All other things being equal, if a user is receiving a reply that was not also received by the delegated account, the investigation should start in that user's sent items folder to see if it contains the original message for which the reply was received. You may wish to temporarily disable conversation view while investigating.
Perhaps emails to delegated accounts are at times CC'ed, BCC'ed, or rerouted by Google Workspace rules to these users, and they are accidentally replying to some messages from their own Gmail account instead of the delegated one, which would now make them the recipient of the next reply instead of the delegated account.
Example Scenario
A. Website form submission
- An email is sent by a company website form:
Message 1: sent by form
-----------------------
From: [email protected]
To: [email protected]
BCC: [email protected], [email protected],
[email protected], [email protected]
Subj: Request for info
- The email is replied to by [email protected] from their account instead of from the delegated account [email protected]:
Message 2: reply by staff 03 to Msg 1
-----------------------
From: [email protected]
To: [email protected]
Subj: Re: Request for info
- The prospect's reply goes to staff03:
Message 3: reply by prospect to Msg 2
-----------------------
From: [email protected]
To: [email protected]
Subj: Re: Re: Request for info
Any possible scenario that places a copy of a message sent to the delegated account in another user's inbox introduces the risk that the user will reply to their copy of the message.

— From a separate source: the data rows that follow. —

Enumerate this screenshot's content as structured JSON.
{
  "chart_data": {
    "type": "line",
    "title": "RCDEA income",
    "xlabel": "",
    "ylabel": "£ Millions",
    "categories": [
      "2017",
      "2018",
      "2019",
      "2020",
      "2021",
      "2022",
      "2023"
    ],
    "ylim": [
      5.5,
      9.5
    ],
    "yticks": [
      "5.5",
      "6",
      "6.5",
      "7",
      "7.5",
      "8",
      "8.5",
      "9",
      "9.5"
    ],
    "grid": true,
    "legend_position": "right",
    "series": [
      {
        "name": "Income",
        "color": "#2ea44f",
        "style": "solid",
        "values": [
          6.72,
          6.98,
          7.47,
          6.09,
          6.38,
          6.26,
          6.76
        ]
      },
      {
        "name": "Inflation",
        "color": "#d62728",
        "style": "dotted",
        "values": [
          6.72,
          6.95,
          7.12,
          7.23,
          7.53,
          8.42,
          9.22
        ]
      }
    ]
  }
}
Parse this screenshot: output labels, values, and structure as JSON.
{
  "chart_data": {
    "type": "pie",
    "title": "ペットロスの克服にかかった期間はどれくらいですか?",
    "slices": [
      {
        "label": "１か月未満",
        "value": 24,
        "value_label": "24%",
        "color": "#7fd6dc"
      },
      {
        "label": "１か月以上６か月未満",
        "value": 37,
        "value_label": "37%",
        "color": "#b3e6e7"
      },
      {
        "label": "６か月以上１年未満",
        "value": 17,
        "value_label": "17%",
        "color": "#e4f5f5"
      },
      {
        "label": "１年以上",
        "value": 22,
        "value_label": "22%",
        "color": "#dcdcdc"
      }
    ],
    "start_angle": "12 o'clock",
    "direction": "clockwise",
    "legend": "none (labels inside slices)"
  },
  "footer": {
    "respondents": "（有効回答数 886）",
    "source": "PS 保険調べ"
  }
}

On the flip side, any message received from the delegated account can have replies redirected to any other included addresses, one of the CC'ed addresses for example.
For that matter, a person replying to a message can click reply and then add or remove any address they desire regardless if already part of the thread.
To understand why you are seeing this behavior one would start by reviewing the headers from the message that was originally sent as well as those from the reply that was received.